Tunis, 13 August 2022 (TDI): National Women’s Day is celebrated throughout Tunisia on 13 August. Every year Tunisians celebrate this day with joy and happiness.

For many people, it’s a day for acknowledging what they have achieved for women’s rights so far. For some, it is an occasion to recognize and continue the fight against challenges that still exist today creating gender inequality.

Historical Overview

More than six decades ago, Tunisia gained Independence from France in 1956. After becoming an Independent state, Tunisia adopted progressive laws that supported women’s rights.

As compared to the Middle Eastern countries, Tunisia has very progressive women’s legislation. In 1956, the Tunisian Code of Personal Status was introduced.

National Women’s day commemorates the promulgation of a series of women’s rights that were established within the Code of Personal Status on this day.

These were a series of laws that gave women equal rights. This Code addressed issues regarding divorce, polygamy, decisions of marriage, and child custody.

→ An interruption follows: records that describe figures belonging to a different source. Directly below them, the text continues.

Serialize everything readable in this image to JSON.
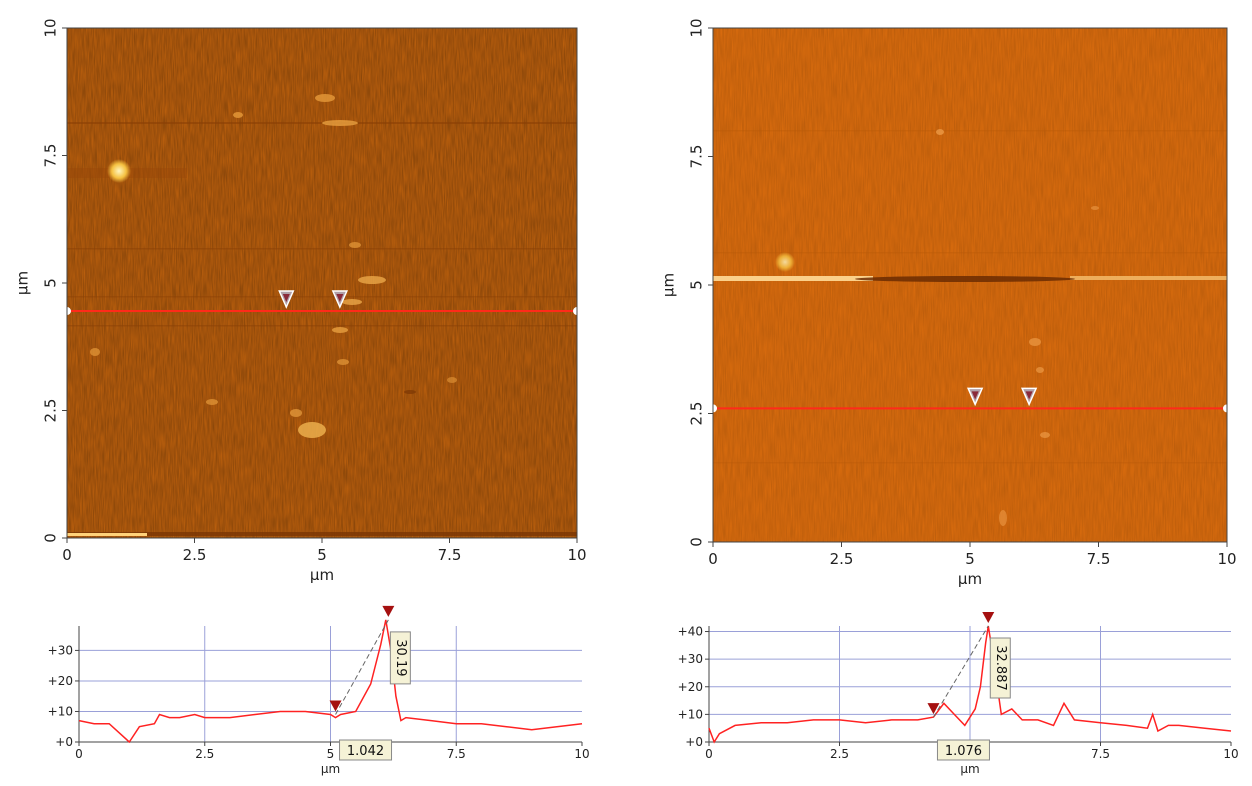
{
  "colors": {
    "left_surface": "#c4640e",
    "right_surface": "#de6e0e",
    "scan_line": "#ff2a1a",
    "profile_line": "#ff2222",
    "grid": "#9aa0d8",
    "marker": "#a51010",
    "callout_bg": "#f5f2d6"
  },
  "chart_data": [
    {
      "type": "heatmap",
      "name": "left-afm-image",
      "xlabel": "µm",
      "ylabel": "µm",
      "xlim": [
        0,
        10
      ],
      "ylim": [
        0,
        10
      ],
      "x_ticks": [
        "0",
        "2.5",
        "5",
        "7.5",
        "10"
      ],
      "y_ticks": [
        "0",
        "2.5",
        "5",
        "7.5",
        "10"
      ],
      "scan_line_y": 4.45,
      "cursor_markers_x": [
        4.3,
        5.35
      ]
    },
    {
      "type": "heatmap",
      "name": "right-afm-image",
      "xlabel": "µm",
      "ylabel": "µm",
      "xlim": [
        0,
        10
      ],
      "ylim": [
        0,
        10
      ],
      "x_ticks": [
        "0",
        "2.5",
        "5",
        "7.5",
        "10"
      ],
      "y_ticks": [
        "0",
        "2.5",
        "5",
        "7.5",
        "10"
      ],
      "scan_line_y": 2.6,
      "cursor_markers_x": [
        5.1,
        6.15
      ]
    },
    {
      "type": "line",
      "name": "left-height-profile",
      "xlabel": "µm",
      "ylabel": "",
      "xlim": [
        0,
        10
      ],
      "ylim": [
        0,
        38
      ],
      "x_ticks": [
        "0",
        "2.5",
        "5",
        "7.5",
        "10"
      ],
      "y_ticks": [
        "+0",
        "+10",
        "+20",
        "+30"
      ],
      "x": [
        0,
        0.3,
        0.6,
        0.8,
        1.0,
        1.2,
        1.5,
        1.6,
        1.8,
        2.0,
        2.3,
        2.5,
        3.0,
        3.5,
        4.0,
        4.5,
        5.0,
        5.1,
        5.2,
        5.5,
        5.8,
        6.0,
        6.1,
        6.2,
        6.3,
        6.4,
        6.5,
        7.0,
        7.5,
        8.0,
        8.5,
        9.0,
        9.5,
        10.0
      ],
      "y": [
        7,
        6,
        6,
        3,
        0,
        5,
        6,
        9,
        8,
        8,
        9,
        8,
        8,
        9,
        10,
        10,
        9,
        8,
        9,
        10,
        19,
        32,
        40,
        30,
        15,
        7,
        8,
        7,
        6,
        6,
        5,
        4,
        5,
        6
      ],
      "markers": [
        {
          "x": 5.1,
          "y": 9
        },
        {
          "x": 6.15,
          "y": 40
        }
      ],
      "callouts": {
        "dx": "1.042",
        "dy": "30.19"
      }
    },
    {
      "type": "line",
      "name": "right-height-profile",
      "xlabel": "µm",
      "ylabel": "",
      "xlim": [
        0,
        10
      ],
      "ylim": [
        0,
        42
      ],
      "x_ticks": [
        "0",
        "2.5",
        "5",
        "7.5",
        "10"
      ],
      "y_ticks": [
        "+0",
        "+10",
        "+20",
        "+30",
        "+40"
      ],
      "x": [
        0,
        0.1,
        0.2,
        0.5,
        1.0,
        1.5,
        2.0,
        2.5,
        3.0,
        3.5,
        4.0,
        4.3,
        4.5,
        4.7,
        4.9,
        5.1,
        5.2,
        5.3,
        5.35,
        5.45,
        5.6,
        5.8,
        6.0,
        6.3,
        6.6,
        6.8,
        7.0,
        7.5,
        8.0,
        8.4,
        8.5,
        8.6,
        8.8,
        9.0,
        9.5,
        10.0
      ],
      "y": [
        5,
        0,
        3,
        6,
        7,
        7,
        8,
        8,
        7,
        8,
        8,
        9,
        14,
        10,
        6,
        12,
        20,
        36,
        42,
        30,
        10,
        12,
        8,
        8,
        6,
        14,
        8,
        7,
        6,
        5,
        10,
        4,
        6,
        6,
        5,
        4
      ],
      "markers": [
        {
          "x": 4.3,
          "y": 9
        },
        {
          "x": 5.35,
          "y": 42
        }
      ],
      "callouts": {
        "dx": "1.076",
        "dy": "32.887"
      }
    }
  ]
}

In Tunisia, women have the right to seek office, vote, and travel with their kids without the father’s permission. However, over the years many have tried challenging these laws in the name of cultural norms and religion.

Even recently Article 28; which describes women’s role as complementary in a family as to men, faced opposition from different sectors.

Despite these hurdles, National women’s day is celebrated with joy by a number of people in the form of various rallies throughout the country.

Also read: US issues statement on Tunisian Referendum

Tribute to the women of Tunisia

Tunisia has arranged a stamp exhibition from 11 to 14 August 2022. This exhibition aims to pay tribute to Tunisian women and mark National Women’s Day.

This exhibition honors twenty-two Tunisian women from various fields that distinguished themselves in different eras.

For instance, the Berber Warrior Queen, All-Kahina, in the seventh century led her people against the Arab invasion.

These also include Fatma Haddad, the first Tunisian woman to hold a state doctorate in philosophy, and Azza Hammou, the first Tunisian female doctor in pediatric radiology.